After explaining the potential risks associated with OTA, the CRS reached the troubling conclusion that the “DOD lacks authoritative data that can be used to assess OT effectiveness and better understand broader trends associated with these agreements.” Part of the problem lies with the Federal Procurement Data System-Next Generation (FPDS-NG) system, which is supposed to be the authoritative source for all government acquisition data. The CRS found, however, that not all of DOD’s data related to OTA awards is available in FPDS-NG. The DOD plans to rectify this by the end of fiscal year 2019 when “all OT data will be reported through FPDS-NG.” Until then gaps will remain that do not provide Congress with a complete picture of OTA transactions.
The CRS also noted that procurement data in FPDS-NG “is not fully reliable [containing] quality issues relating to accuracy, completeness, and timeliness of data.” This finding comes in tandem with CRS’s conclusion that even though the DOD “competed” 89% of its OTA awards, it could not demonstrate that OTA contracts are awarded faster than those competed by traditional means. Speed and acquisition agility are often cited as reasons why the DOD needs OTA for prototype procurement, but the inability to prove this with data and the lack of OTA data itself could be big red flags for Congress, which might demand a greater oversight role in the future.
Issues for Congress
Unlike the Government Accountability Office (GAO), which tends to provide recommendations, the CRS outlines relevant issues that will help Congress debate the use of OTAs. The issues identified as important by the CRS are as follows:
- To what extent and in what circumstances do the potential benefits of OTAs in terms of cost, schedule, and added capabilities outweigh concerns over potential fraud, waste, abuse, diminished oversight, and other public policy objectives?
- Should OT authorities be extended further, curtailed, or maintained?
The big challenge for Congress is, as the CRS points out early in its report, that the data surrounding OTAs is incomplete and often inaccurate. Without accurate data, how is Congress supposed to determine the efficacy of OTAs and conclude whether or not they are actually helping the DOD meet its goals? This is something Congress could address by demanding the DOD make more efficient use of existing reporting mechanisms, or by recommending a variety of different reporting requirements.
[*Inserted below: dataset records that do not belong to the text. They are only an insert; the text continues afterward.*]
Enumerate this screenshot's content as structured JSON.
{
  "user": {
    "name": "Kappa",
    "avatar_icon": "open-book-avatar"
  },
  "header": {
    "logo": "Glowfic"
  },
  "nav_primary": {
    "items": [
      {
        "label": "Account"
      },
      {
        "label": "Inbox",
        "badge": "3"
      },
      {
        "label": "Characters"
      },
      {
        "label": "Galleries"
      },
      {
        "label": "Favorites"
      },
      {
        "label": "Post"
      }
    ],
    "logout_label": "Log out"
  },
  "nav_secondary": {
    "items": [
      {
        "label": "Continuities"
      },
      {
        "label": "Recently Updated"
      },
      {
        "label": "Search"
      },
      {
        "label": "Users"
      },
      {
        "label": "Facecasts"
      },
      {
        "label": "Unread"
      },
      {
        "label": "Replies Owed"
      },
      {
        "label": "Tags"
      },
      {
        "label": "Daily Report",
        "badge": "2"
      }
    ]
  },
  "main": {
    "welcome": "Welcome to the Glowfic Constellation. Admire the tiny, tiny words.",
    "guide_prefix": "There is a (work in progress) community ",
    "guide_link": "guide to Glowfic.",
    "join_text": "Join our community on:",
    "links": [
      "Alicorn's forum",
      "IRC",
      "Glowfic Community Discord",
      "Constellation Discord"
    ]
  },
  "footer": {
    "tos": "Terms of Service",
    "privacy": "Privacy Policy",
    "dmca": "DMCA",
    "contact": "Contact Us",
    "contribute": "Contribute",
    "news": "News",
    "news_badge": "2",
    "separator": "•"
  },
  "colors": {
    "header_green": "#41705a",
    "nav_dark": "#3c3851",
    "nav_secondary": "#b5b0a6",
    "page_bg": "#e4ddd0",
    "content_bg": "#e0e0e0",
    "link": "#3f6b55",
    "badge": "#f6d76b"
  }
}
Lastly, the CRS suggests that Congress might instruct DOD in pending National Defense Authorization Act legislation that the department must “should establish an acquisition innovation lab or center of excellence responsible for overseeing, executing, and approving all OTs across the department.” Where such an organization might be located is unclear. What is clear is that DOD’s administration of OTAs has fallen short to date, a situation that is bound to bring increased legislative scrutiny.